A l’opposé de cette solidarité et de cette générosité, les
membres du Conseil européen, du fond de leurs bureaux climatisés,
décident en secret que le migrant peut être un délinquant en puissance
ou que, conformément à une loi Italienne datant de l’année 2002, prêter
secours aux migrants peut être assimilé à une « complicité d’immigration
illégale ». Ceux-là ne font que nourrir les pires sentiments de rejet
de l’autre, la suspicion et la haine. Ceux-là alimentent les Fourneaux
des extrêmes droites.
Philippe Martinez raconte pourtant très
bien que sur cette mer, il a sauvé des migrants déshydratés, affamés,
apeurés, rackettés par des mafias qui les placent sur ces bateaux
moyennant une rançon allant de huit cent à deux mille trois cent
soixante dix euros par personne. Il y a croisé des familles nigériennes,
ghanéennes, libériennes, somaliennes, syriennes, irakiennes,
sri-lankaises palestiniennes, fuyant l’enfer des guerres, des maladies
et de la misère. Ils n’ont donc pas choisi ! La situation le leur
impose ! Ils sont des migrants de force qui n’ont plus pour seul espoir
que celui de parvenir à rejoindre les côtes européennes. Encore que
depuis l’année 2000, pour trente-milles d’entre eux, leur fil d’espoir
s’est éteint au fond du cimetière marin ! Cela ne rend que plus
insupportable la vaste opération policière décidée par le Conseil
Européen. Comme si l’immigration était un crime et le migrant un
coupable alors qu’il n’est qu’une victime. Se comporter en être humain
devrait au contraire conduire à protéger les migrants dont une bonne
partie ne doivent leur insupportable situation qu’aux choix politiques
néo-colonialistes de nos pays occidentaux ou à des guerres qui, comme
en Lybie, ont été déclenchées par des pays européens, à commencer par La
France. Le droit de la mer comme tous les droits humains des migrants
doivent être respectés. L’absence de mécanismes communs de sauvetage en
mer et de dispositifs européens d’accueil des migrants va de pair avec
cette frénésie sécuritaire et policière. D’ailleurs, les réseaux mafieux
n’existeraient pas si des voies d’entrée légales étaient organisées
pour les migrants et les réfugiés. Les parcours devraient être sécurisés
car les dangers commencent dès les pays de départ. Peut-être
conviendrait-il aussi de créer des centres de migrants pour les informer
de leurs droits en partant de la situation singulière de chacune de ces
populations. Des programmes de réinstallation en Europe devraient être
imaginés afin qu’ils ne prennent pas la mer.

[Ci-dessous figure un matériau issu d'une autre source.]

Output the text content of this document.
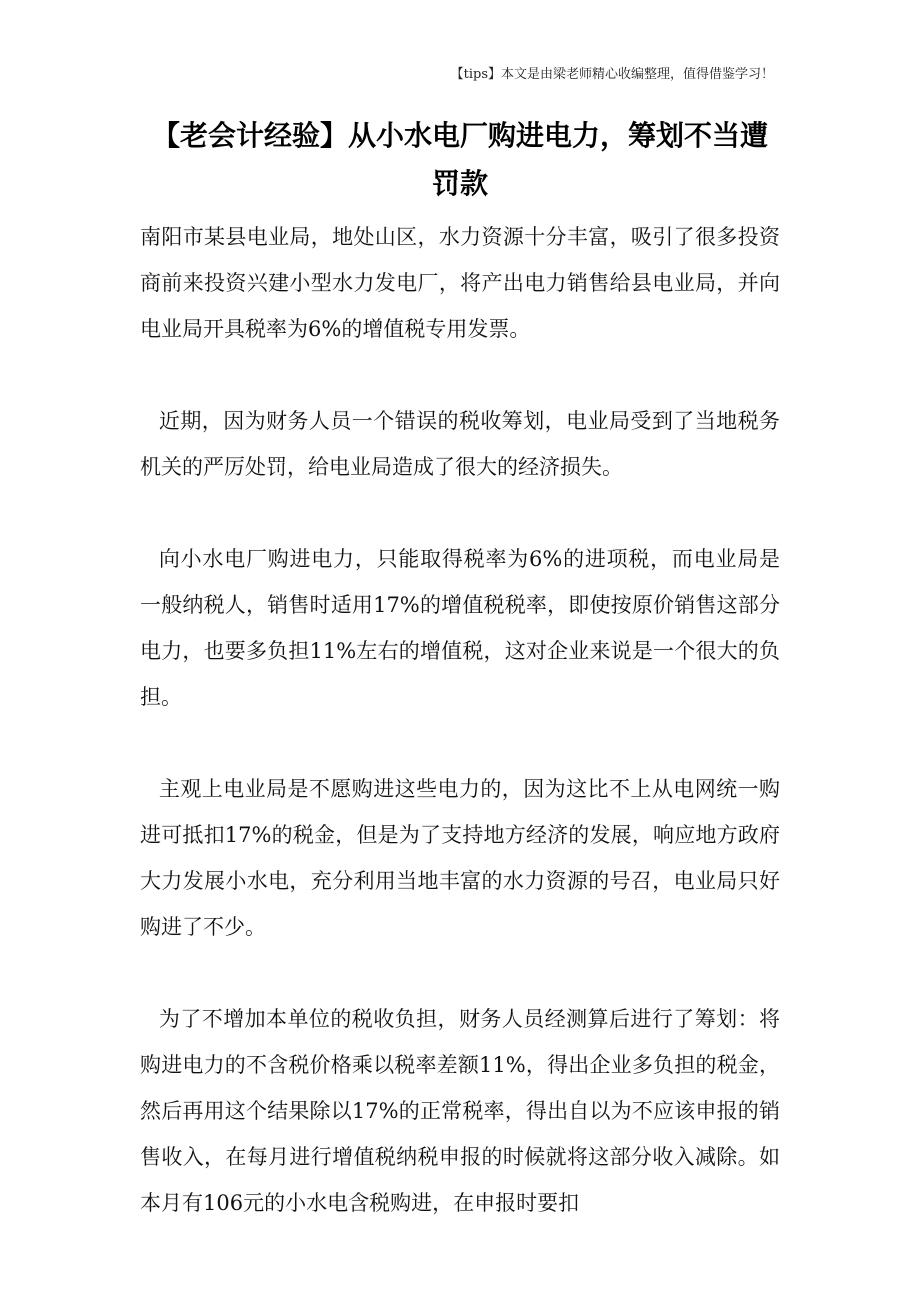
【tips】本文是由梁老师精心收编整理，值得借鉴学习！
【老会计经验】从小水电厂购进电力，筹划不当遭罚款

南阳市某县电业局，地处山区，水力资源十分丰富，吸引了很多投资商前来投资兴建小型水力发电厂，将产出电力销售给县电业局，并向电业局开具税率为6%的增值税专用发票。

近期，因为财务人员一个错误的税收筹划，电业局受到了当地税务机关的严厉处罚，给电业局造成了很大的经济损失。

向小水电厂购进电力，只能取得税率为6%的进项税，而电业局是一般纳税人，销售时适用17%的增值税税率，即使按原价销售这部分电力，也要多负担11%左右的增值税，这对企业来说是一个很大的负担。

主观上电业局是不愿购进这些电力的，因为这比不上从电网统一购进可抵扣17%的税金，但是为了支持地方经济的发展，响应地方政府大力发展小水电，充分利用当地丰富的水力资源的号召，电业局只好购进了不少。

为了不增加本单位的税收负担，财务人员经测算后进行了筹划：将购进电力的不含税价格乘以税率差额11%，得出企业多负担的税金，然后再用这个结果除以17%的正常税率，得出自以为不应该申报的销售收入，在每月进行增值税纳税申报的时候就将这部分收入减除。如本月有106元的小水电含税购进，在申报时要扣
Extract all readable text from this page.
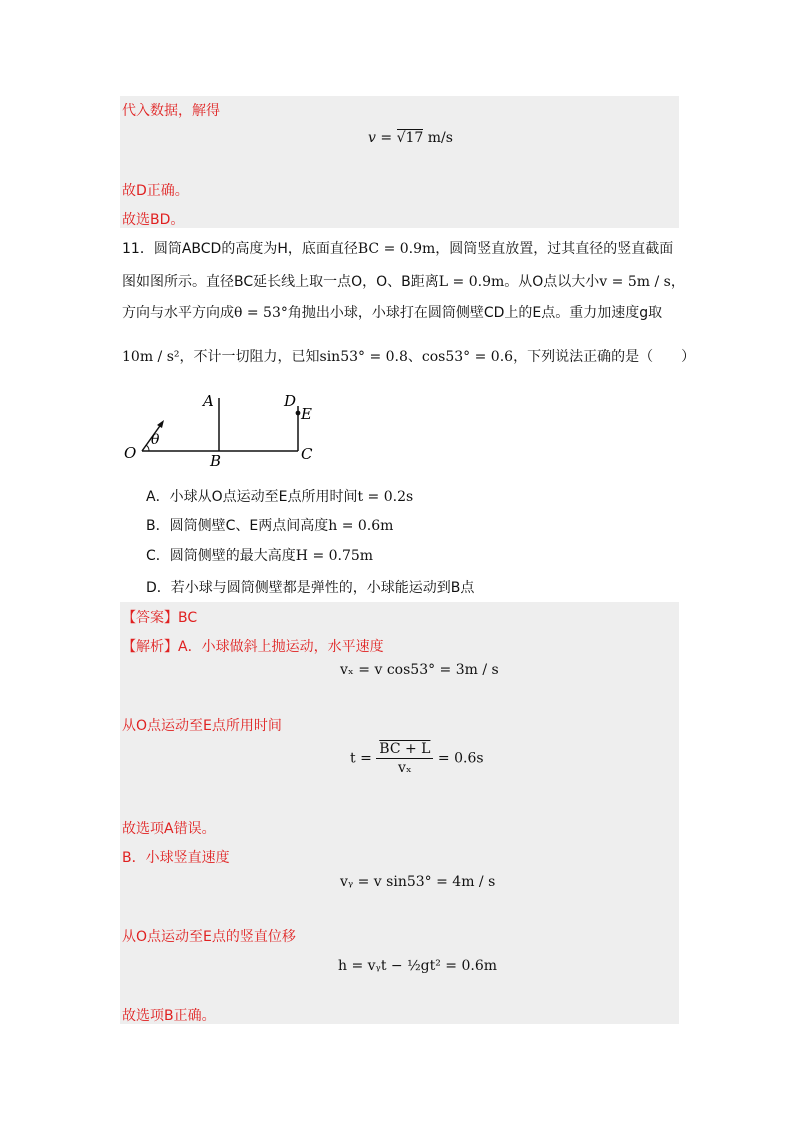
代入数据，解得
v = √17 m/s
故D正确。
故选BD。
11．圆筒ABCD的高度为H，底面直径BC = 0.9m，圆筒竖直放置，过其直径的竖直截面
图如图所示。直径BC延长线上取一点O，O、B距离L = 0.9m。从O点以大小v = 5m / s，
方向与水平方向成θ = 53°角抛出小球，小球打在圆筒侧壁CD上的E点。重力加速度g取
10m / s²，不计一切阻力，已知sin53° = 0.8、cos53° = 0.6，下列说法正确的是（　　）
A
B	C
D
E
O
θ
A．小球从O点运动至E点所用时间t = 0.2s
B．圆筒侧壁C、E两点间高度h = 0.6m
C．圆筒侧壁的最大高度H = 0.75m
D．若小球与圆筒侧壁都是弹性的，小球能运动到B点
【答案】BC
【解析】A．小球做斜上抛运动，水平速度
vₓ = v cos53° = 3m / s
从O点运动至E点所用时间
$t = \frac{BC + L}{\text{vₓ}} = 0.6s$
故选项A错误。
B．小球竖直速度
vᵧ = v sin53° = 4m / s
从O点运动至E点的竖直位移
h = vᵧt − ½gt² = 0.6m
故选项B正确。
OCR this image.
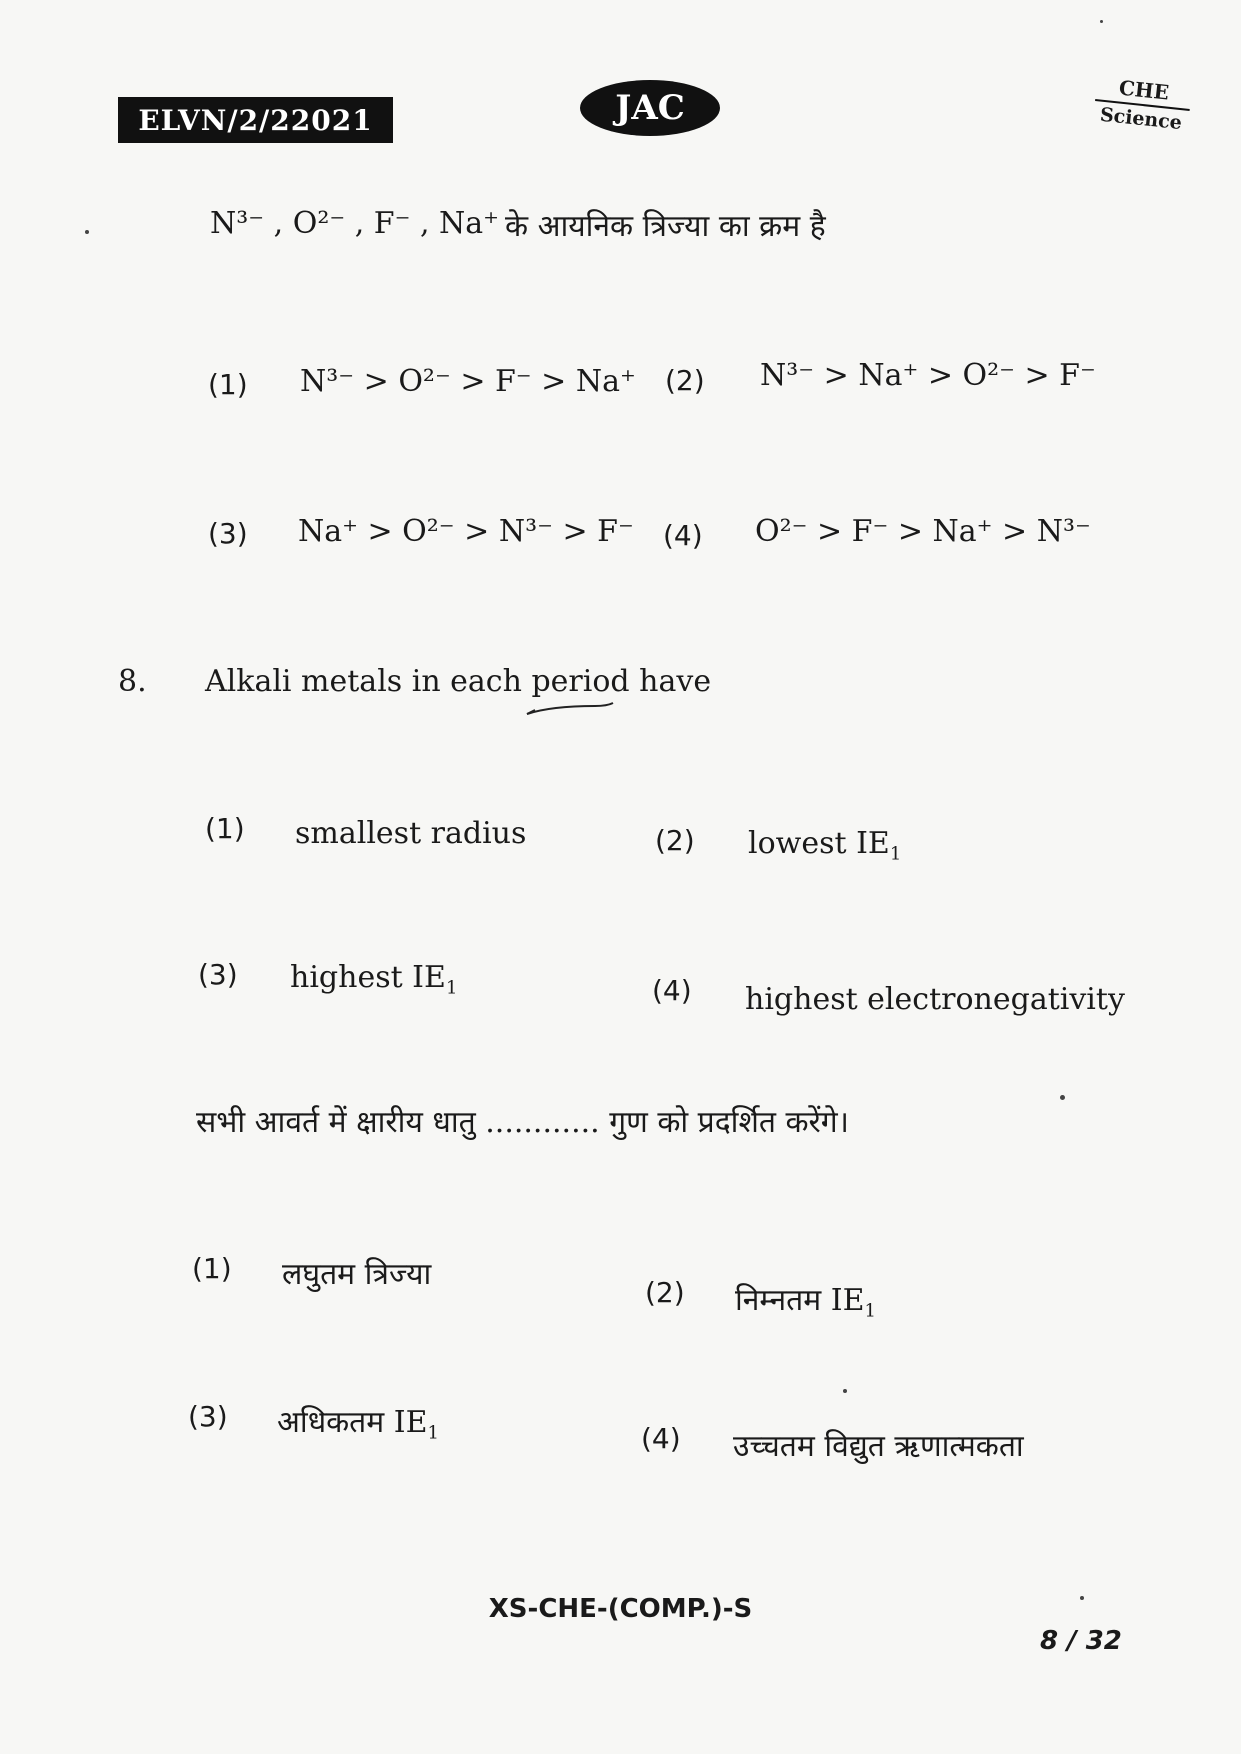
ELVN/2/22021	JAC	CHE
Science
N³⁻ , O²⁻ , F⁻ , Na⁺ के आयनिक त्रिज्या का क्रम है
(1) N³⁻ > O²⁻ > F⁻ > Na⁺ (2) N³⁻ > Na⁺ > O²⁻ > F⁻
(3) Na⁺ > O²⁻ > N³⁻ > F⁻ (4) O²⁻ > F⁻ > Na⁺ > N³⁻
8. Alkali metals in each period have
(1) smallest radius	(2) lowest $IE_1$
(3) highest $IE_1$	(4) highest electronegativity
सभी आवर्त में क्षारीय धातु ............ गुण को प्रदर्शित करेंगे।
(1) लघुतम त्रिज्या
(2) निम्नतम $IE_1$
(3) अधिकतम $IE_1$	(4) उच्चतम विद्युत ऋणात्मकता
XS-CHE-(COMP.)-S
8 / 32
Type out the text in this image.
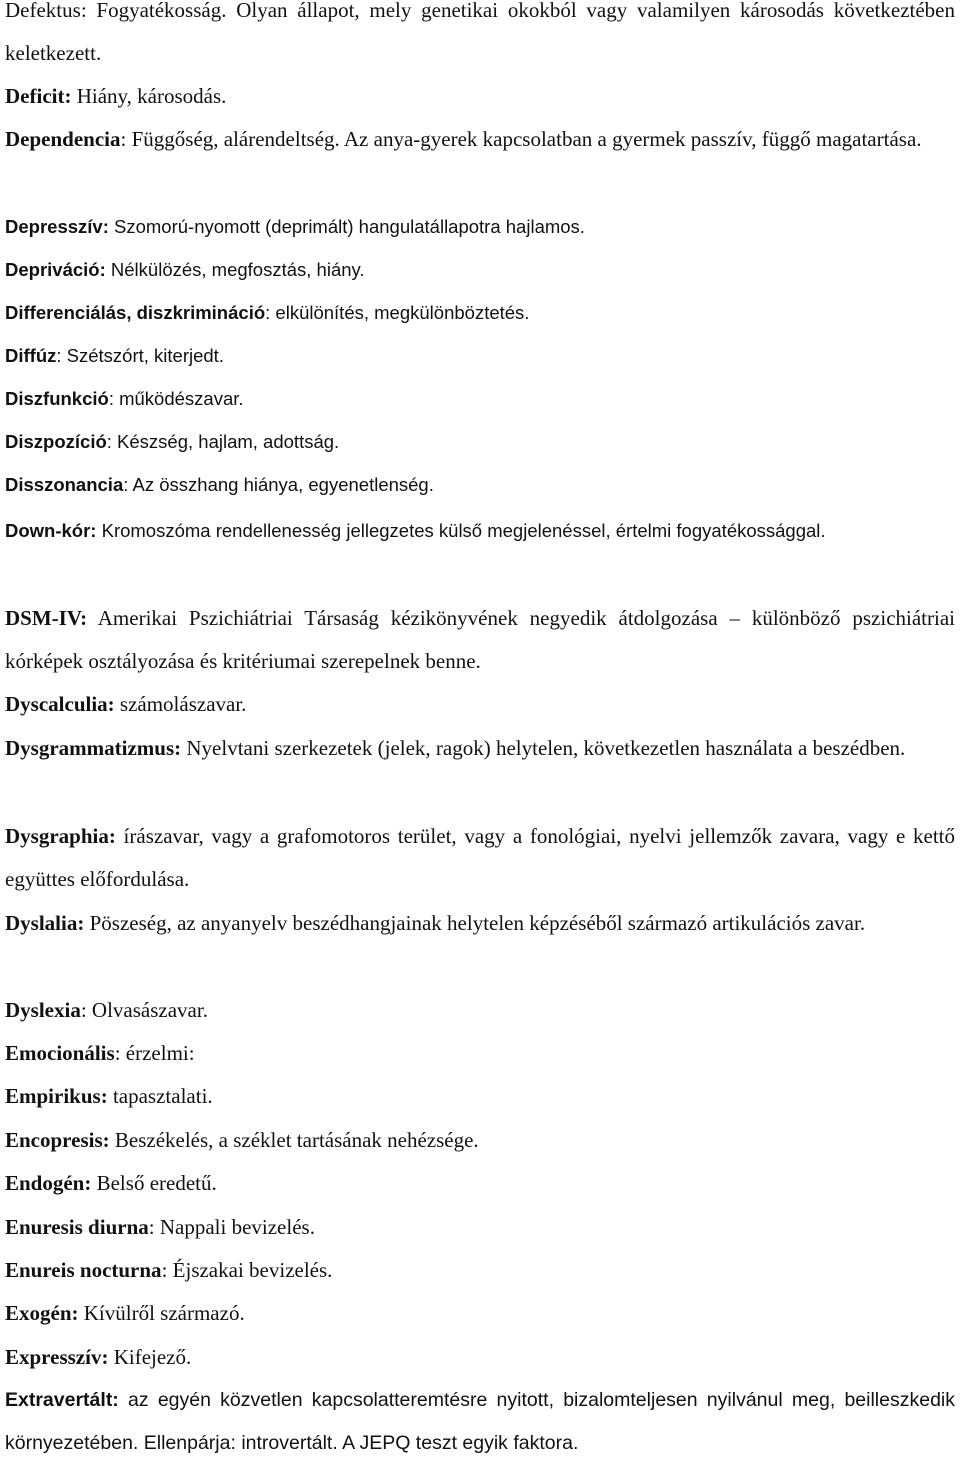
Defektus: Fogyatékosság. Olyan állapot, mely genetikai okokból vagy valamilyen károsodás következtében keletkezett.

Deficit: Hiány, károsodás.

Dependencia: Függőség, alárendeltség. Az anya-gyerek kapcsolatban a gyermek passzív, függő magatartása.

Depresszív: Szomorú-nyomott (deprimált) hangulatállapotra hajlamos.

Depriváció: Nélkülözés, megfosztás, hiány.

Differenciálás, diszkrimináció: elkülönítés, megkülönböztetés.

Diffúz: Szétszórt, kiterjedt.

Diszfunkció: működészavar.

Diszpozíció: Készség, hajlam, adottság.

Disszonancia: Az összhang hiánya, egyenetlenség.

Down-kór: Kromoszóma rendellenesség jellegzetes külső megjelenéssel, értelmi fogyatékossággal.

DSM-IV: Amerikai Pszichiátriai Társaság kézikönyvének negyedik átdolgozása – különböző pszichiátriai kórképek osztályozása és kritériumai szerepelnek benne.

Dyscalculia: számolászavar.

Dysgrammatizmus: Nyelvtani szerkezetek (jelek, ragok) helytelen, következetlen használata a beszédben.

Dysgraphia: írászavar, vagy a grafomotoros terület, vagy a fonológiai, nyelvi jellemzők zavara, vagy e kettő együttes előfordulása.

Dyslalia: Pöszeség, az anyanyelv beszédhangjainak helytelen képzéséből származó artikulációs zavar.

Dyslexia: Olvasászavar.

Emocionális: érzelmi:

Empirikus: tapasztalati.

Encopresis: Beszékelés, a széklet tartásának nehézsége.

Endogén: Belső eredetű.

Enuresis diurna: Nappali bevizelés.

Enureis nocturna: Éjszakai bevizelés.

Exogén: Kívülről származó.

Expresszív: Kifejező.

Extravertált: az egyén közvetlen kapcsolatteremtésre nyitott, bizalomteljesen nyilvánul meg, beilleszkedik környezetében. Ellenpárja: introvertált. A JEPQ teszt egyik faktora.
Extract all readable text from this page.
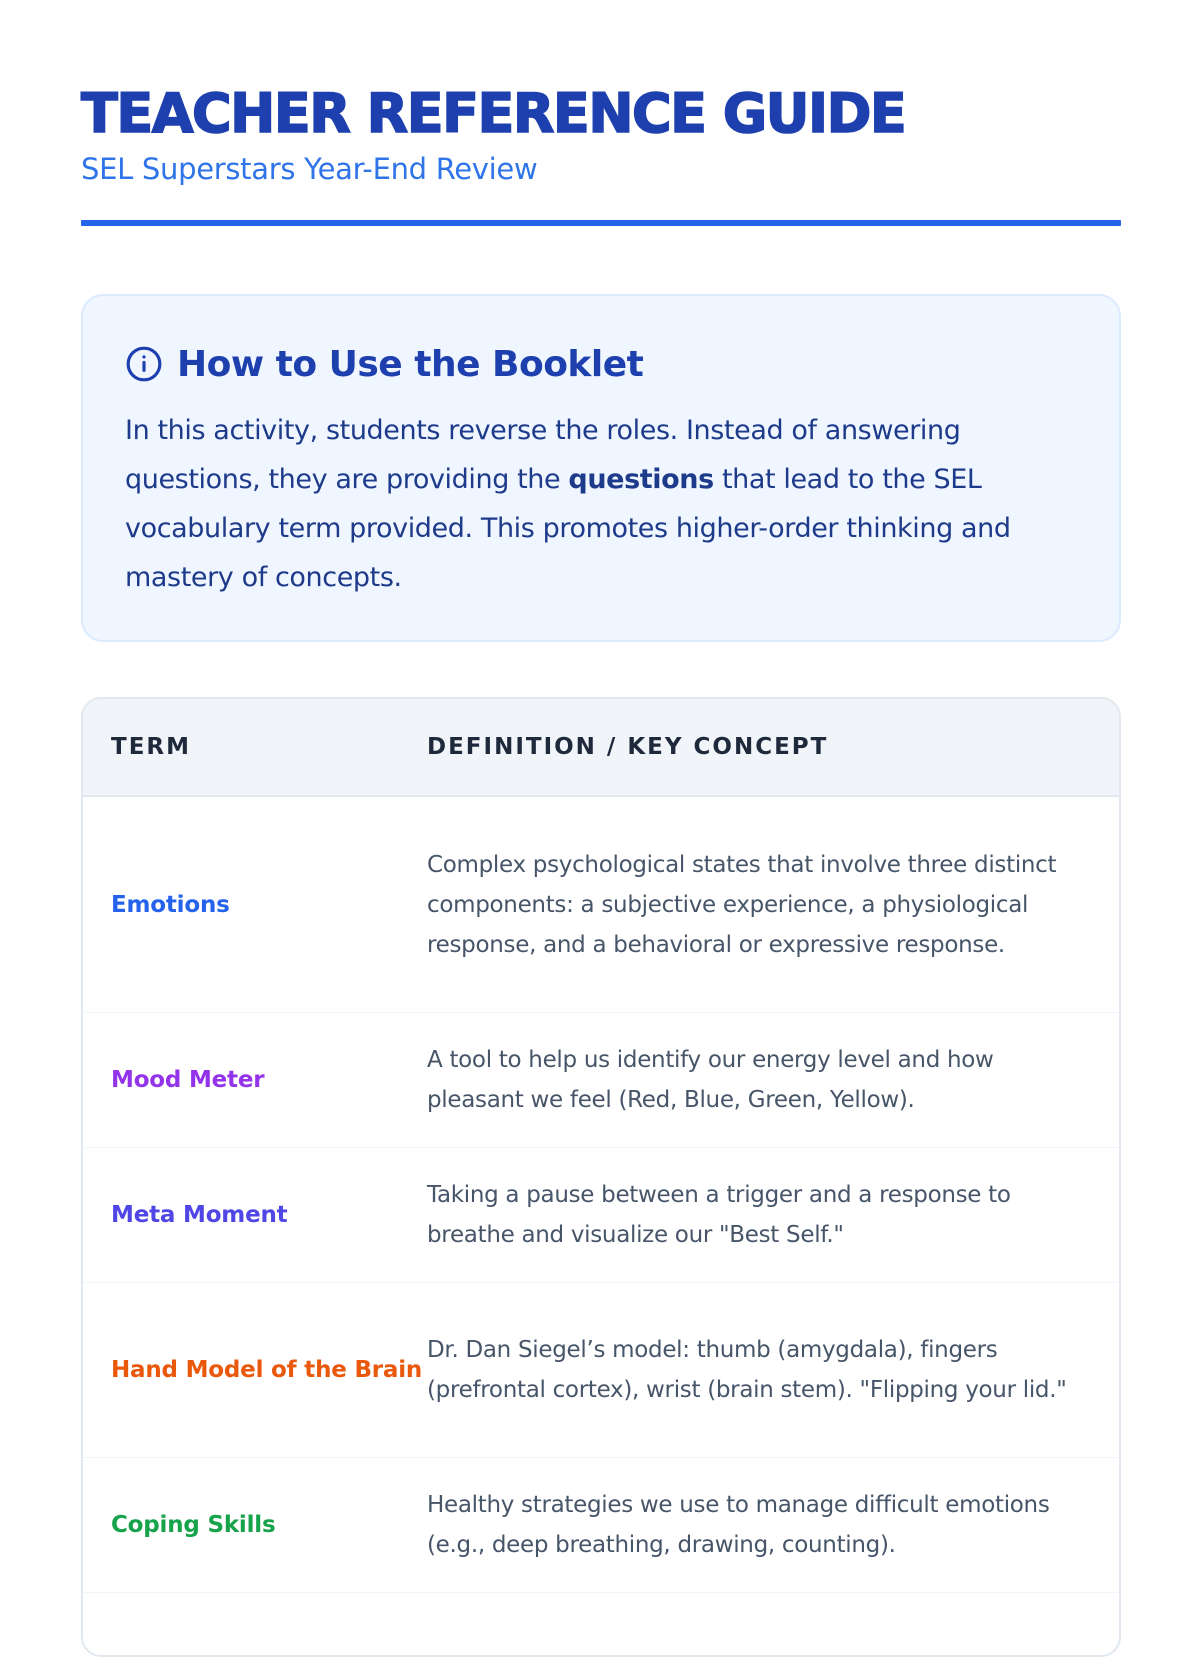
TEACHER REFERENCE GUIDE

SEL Superstars Year-End Review

How to Use the Booklet

In this activity, students reverse the roles. Instead of answering questions, they are providing the questions that lead to the SEL vocabulary term provided. This promotes higher-order thinking and mastery of concepts.

TERM	DEFINITION / KEY CONCEPT
Emotions
Complex psychological states that involve three distinct components: a subjective experience, a physiological response, and a behavioral or expressive response.
Mood Meter
A tool to help us identify our energy level and how pleasant we feel (Red, Blue, Green, Yellow).
Meta Moment
Taking a pause between a trigger and a response to breathe and visualize our "Best Self."
Hand Model of the Brain
Dr. Dan Siegel’s model: thumb (amygdala), fingers (prefrontal cortex), wrist (brain stem). "Flipping your lid."
Coping Skills
Healthy strategies we use to manage difficult emotions (e.g., deep breathing, drawing, counting).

C’est surtout sur les causes de leur
départ qu’il faut agir car il n’y a pas de fatalité aux guerres, aux
famines, aux crises sociales et environnementales. Sur tous ces enjeux,
les institutions européennes doivent changer de politique et agir pour
une mondialisation solidaire et écologique et cesser de se comporter
comme une forteresse, voire un univers carcéral pour populations
immigrées.
C’est évidemment une toute autre option
que celle qui consiste à considérer un demandeur d’asile comme un
potentiel fraudeur et à assimiler le séjour dit « irrégulier » à un
délit criminel, à l’opposé d’ailleurs des arrêts de la Cour de Justice
de L’Union Européenne. L’organisation des Nations Unies comme le Conseil
de L’Europe appellent à cesser l’actuelle hécatombe en Méditerranée en
facilitant l’accès au territoire européen. Pourtant les proclamations de
la Commission européenne appelant à « mettre fin aux drames de la
migration » restent sans effets concrets.
Philippe Martinez est le visage de la
générosité, de la solidarité, de la belle fraternité humaine. Il mérite
d’être salué. Son engagement est l’incarnation de l’humanisme.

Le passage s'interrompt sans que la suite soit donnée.